Estar informado es bueno, se dice que la información es poder. No necesariamente significa que toda información o contenido agregue valor o conocimiento, a veces solo genera distracción. Dadas las emociones, me tomó como tonto… Y digo tonto porque he trabajado antes en compartimentos, tiempos asignados y momentos para cada cosa. También he escrito sobre la importancia de nunca tomar decisiones con la cabeza caliente. Pero bueno, me pasó. Lo importante es que de momento salí de ello. Y no hay gran solución más que reconsiderar todo aquello que agrega valor, consumir exceso de contenido en las redes y gritar mis sentimientos realmente no era algo que contribuyera.

En Noviembre de 2016, justo la semana de elecciones presidenciales en las que ganó Mr. Trump recuerdo me encontraba en Estados Unidos. Al día siguiente de las elecciones tomé un periódico y vi uno de los mejores anuncios que se han podido crear. Tomaba el contexto, las emociones y el sentido de avance del que la gente necesitaba llenarse luego del resultado. Además explotaba de gran manera el slogan de una conocida marca: “Keep Walking America“.

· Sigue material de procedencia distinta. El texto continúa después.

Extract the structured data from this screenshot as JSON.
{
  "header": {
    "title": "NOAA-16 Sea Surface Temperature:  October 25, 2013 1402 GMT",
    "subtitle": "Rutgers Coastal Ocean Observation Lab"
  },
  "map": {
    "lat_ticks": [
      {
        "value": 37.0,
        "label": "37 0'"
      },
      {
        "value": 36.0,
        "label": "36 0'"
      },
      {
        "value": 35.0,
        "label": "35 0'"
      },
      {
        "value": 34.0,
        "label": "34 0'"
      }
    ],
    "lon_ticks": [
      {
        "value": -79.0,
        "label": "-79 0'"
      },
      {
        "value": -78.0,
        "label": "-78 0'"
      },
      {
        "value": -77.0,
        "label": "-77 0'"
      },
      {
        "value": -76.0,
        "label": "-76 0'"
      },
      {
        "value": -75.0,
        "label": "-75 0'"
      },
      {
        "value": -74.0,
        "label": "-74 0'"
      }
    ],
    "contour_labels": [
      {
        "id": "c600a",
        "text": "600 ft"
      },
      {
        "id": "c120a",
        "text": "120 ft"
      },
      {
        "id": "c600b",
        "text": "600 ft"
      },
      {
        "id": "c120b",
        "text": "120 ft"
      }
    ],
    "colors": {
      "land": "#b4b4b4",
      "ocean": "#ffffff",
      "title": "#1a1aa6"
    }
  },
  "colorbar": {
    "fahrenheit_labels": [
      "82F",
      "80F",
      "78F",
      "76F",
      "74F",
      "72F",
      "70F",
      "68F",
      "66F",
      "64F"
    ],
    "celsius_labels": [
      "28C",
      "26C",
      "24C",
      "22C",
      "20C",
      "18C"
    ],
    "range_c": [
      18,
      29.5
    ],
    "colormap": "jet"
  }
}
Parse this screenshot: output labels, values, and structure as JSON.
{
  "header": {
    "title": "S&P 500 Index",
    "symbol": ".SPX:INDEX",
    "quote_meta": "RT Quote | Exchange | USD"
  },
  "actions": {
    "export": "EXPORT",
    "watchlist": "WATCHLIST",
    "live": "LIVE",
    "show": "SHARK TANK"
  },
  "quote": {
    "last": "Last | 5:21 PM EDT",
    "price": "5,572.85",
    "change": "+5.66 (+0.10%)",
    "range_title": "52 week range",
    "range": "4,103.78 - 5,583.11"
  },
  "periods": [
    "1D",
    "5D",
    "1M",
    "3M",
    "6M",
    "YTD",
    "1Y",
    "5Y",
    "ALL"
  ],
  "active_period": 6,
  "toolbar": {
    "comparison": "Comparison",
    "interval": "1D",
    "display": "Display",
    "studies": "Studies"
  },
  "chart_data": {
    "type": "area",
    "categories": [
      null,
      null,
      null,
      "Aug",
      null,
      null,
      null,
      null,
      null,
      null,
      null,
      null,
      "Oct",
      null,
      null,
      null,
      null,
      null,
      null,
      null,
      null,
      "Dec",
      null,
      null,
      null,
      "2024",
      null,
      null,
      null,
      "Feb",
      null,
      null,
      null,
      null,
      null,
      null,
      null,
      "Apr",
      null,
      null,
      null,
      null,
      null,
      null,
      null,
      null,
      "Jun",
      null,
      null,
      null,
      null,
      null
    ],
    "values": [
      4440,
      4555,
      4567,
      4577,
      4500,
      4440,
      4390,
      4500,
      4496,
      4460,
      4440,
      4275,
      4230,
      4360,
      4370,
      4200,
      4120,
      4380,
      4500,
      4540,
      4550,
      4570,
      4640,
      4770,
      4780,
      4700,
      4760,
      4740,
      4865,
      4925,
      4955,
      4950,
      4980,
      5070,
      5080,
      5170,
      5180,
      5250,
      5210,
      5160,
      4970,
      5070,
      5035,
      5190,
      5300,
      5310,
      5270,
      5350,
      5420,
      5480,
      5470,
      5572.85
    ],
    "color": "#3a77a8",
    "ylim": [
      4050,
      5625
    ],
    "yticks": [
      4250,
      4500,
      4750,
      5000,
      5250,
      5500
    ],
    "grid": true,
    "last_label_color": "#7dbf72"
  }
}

Mis comentarios van dirigidos hacia cualquiera que hoy tenga en frente duros y continuos procesos de tomas de decisiones. Lo comparto con mucha cercanía hacia todos sin ánimos de irrespetar la valentía los verdaderos nicaragüenses han demostrado estos días. Sigamos caminando, pero tratemos de no perder la cabeza en el camino que a algún lado vamos a llegar, pero confundidos no vamos a llegar lejos.